Picture this: you buy a car. You buy a new set of wheels/rims and a new radio system with Android and whatever. You also put some new carpets on the floor of the car. Now you need to take it for a simple routine maintenance and checkup at the car brand official shop. After a few hours you go back there to pick you car up and it has the stock wheels, stock radio, stock carpets and everything and you ask where the hell is your stuff and ALL of them on the shop look at you confused like if they never seen any different accessory on that car before other than the stock ones, or don’t know what you are talking about. All they know is that the car is now “according to spec”.
This is what it feels like after updating Windows with Linux in dual-boot on the same drive.
With UEFI it’s waaayyyy less bad than it used to be. There is no more MBR in the traditional sense for windows to clobber.
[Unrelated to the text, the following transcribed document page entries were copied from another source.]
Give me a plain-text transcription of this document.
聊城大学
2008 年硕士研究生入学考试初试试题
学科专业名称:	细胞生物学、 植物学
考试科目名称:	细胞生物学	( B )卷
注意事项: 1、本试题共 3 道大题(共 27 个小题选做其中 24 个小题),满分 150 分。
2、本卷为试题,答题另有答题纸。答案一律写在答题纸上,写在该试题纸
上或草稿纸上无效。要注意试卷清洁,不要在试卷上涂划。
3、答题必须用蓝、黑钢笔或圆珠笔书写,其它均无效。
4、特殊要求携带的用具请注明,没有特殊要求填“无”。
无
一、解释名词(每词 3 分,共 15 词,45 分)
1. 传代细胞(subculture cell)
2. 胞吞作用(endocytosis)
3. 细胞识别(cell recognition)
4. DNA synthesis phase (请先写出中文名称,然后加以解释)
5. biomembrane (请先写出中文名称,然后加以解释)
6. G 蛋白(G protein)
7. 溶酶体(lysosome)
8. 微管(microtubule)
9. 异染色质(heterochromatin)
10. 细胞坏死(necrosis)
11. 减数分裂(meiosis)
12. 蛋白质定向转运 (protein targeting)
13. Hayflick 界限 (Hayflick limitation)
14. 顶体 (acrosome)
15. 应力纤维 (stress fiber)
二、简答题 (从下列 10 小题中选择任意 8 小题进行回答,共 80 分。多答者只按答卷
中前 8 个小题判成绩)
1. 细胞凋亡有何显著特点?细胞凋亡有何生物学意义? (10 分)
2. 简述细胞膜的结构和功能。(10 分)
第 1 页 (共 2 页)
Windows and Linux can share an UEFI boot partition both dropping in their appropriate boot binaries.
Even if you install Linux and Windows on separate devices, unless you do something strange they will share the same UEFI boot partition.
Man, when I first messed around with Linux I hosed the MBR more times than I can remember. Either through Windows smashing it with an update, or my dumb ass doing stupid shit in gparted.
Pretty sure I was able to recover the important files somehow, but my parents banished me to the old family desktop for that pretty quick.
Me too. Lol. It was almost a right of passage for people at the time.